Kei estava contra a parede e não pensou em responder à provocação, usando de suas técnicas aprendidas com os agentes, ele saltou por cima do jacaré e girou o corpo em pleno ar, chutando-o e sentindo o quão grossa aquele pele era, não machucando o pé, como também não tendo o efeito que almejava.

Aproveitando onde estava e com o inimigo curvado pelo golpe, montou em seus ombros, colocando a palma peluda na ponta da bocarra do inimigo, juntando os dedos e enfim conseguindo abrir aquilo. Ele parecia bem ameaçador com a extensão total, mostrando cada dente sujo de sangue enquanto tinha um enorme tigre em suas costas. A força do príncipe era digna de aplausos, mas contra alguém que portava um poder semelhante, ele não conseguiu rasgar as beiradas dos lábios e abrir seu crânio.

Logo em seguida, Houmburd jogou-se no chão como um jacaré que era e tentou fazer um movimento de afogamento no solo seco, batendo com o príncipe contra as cadeiras violentamente, debatendo-se e obrigando que uma soltura fosse feita.

Imitando o golpe de seu inimigo anteriormente, ele empurrou-o contra a parede, mas não houve brecha para que revidasse logo em seguida, pois assim que o impacto fora feito, o tigre já estava na sua frente, desferindo diversos socos, rápidos demais, mas que ainda poderiam ir além.

Sua sede por sangue chamava uma ira descomunal, como se ele estivesse depositando todas suas frustrações, todos os anos que fora "fraco", tudo que não conseguira almejar sozinho ou pior, em grupo. Seus punhos fechados logo se abriram, aliviando a tensão e fortalecendo seus dedos e garras expostas, que começavam a ganhar mais velocidade e cortavam o peito e rosto do jacaré, da qual não conseguia reagir imediatamente. Seu coração disparava ao ver que o inimigo não se desmanchava como os demais humanos que agora não mais eram além de uma massa de carne grotesca no chão, nenhum respirando.


- Ha! Ele está em chamas! Está saindo melhor do que o esperado! - Cooldown se entusiasmava enquanto torcia para o tigre, que com seus olhos de predador, não desgrudavam da presa prensada contra a parede. Nada lhe tirava a atenção enquanto o que antes era um samurai de golpes artísticos e bem treinado, agora dava lugar a selvageria, ao caos, a ataques tão potentes que não era necessário técnica para usufruir de cada movimento para agrupar peso ou potência nos cortes. Ele tinha isso tudo naturalmente.
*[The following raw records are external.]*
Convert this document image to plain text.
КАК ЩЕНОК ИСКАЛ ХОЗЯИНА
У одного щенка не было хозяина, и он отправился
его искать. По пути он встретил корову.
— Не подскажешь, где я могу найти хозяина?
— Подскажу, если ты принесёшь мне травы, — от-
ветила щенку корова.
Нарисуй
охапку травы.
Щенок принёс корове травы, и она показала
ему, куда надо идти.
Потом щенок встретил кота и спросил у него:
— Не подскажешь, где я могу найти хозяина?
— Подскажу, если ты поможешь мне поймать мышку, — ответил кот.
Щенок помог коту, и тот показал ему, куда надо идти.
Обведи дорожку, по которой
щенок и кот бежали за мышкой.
Uma cauda grossa e pesada o espanava para o lado, caindo sobre umas cadeiras quebradas e uns corpos dissecados, mas sua cólera era tamanha que logo em seguida ele saltou de volta para o jacaré, recebendo então um soco na cara que o destabilizou-o, voltando a si. Houmburd estava com as escamas todas arranhadas e alguns filetes de sangue escorriam, como se apenas a ponta mais afiada de suas garras tivessem conseguido penetrar naquelas camadas protetoras e que com certeza não era o suficiente. Ele sacudiu a cabeça enquanto retomava o controle de suas ações.


- Você está se deixando controlar pela fruta. É isso? Acabou de comê-la? Você era tão fraco que está impressionado com seus novos poderes? Pois saiba que o mundo não é gentil e por consequência, eu não sou. Está queimando muita energia e força em ataques impensados. O que você é? Uma marionete? Um inútil que recebeu poder e agora abusa dele? Lhe falta experiência! - O soco que Kei houvera tomado no rosto agora era de uma criatura com um focinho menor, corpo mais humano, mas ainda com as escamas protegendo-o. Entrava em pose de boxe, abria e fechava as mãos, preparando-se para dar golpes mais potentes. - Você ao menos consegue mudar de forma? Conheceu minha forma jacaré, mas te apresento agora minha Strong Point! Meu atributos estão mais concentrados na força... - Seus músculos pulsavam enquanto ele abria um sorriso malandro.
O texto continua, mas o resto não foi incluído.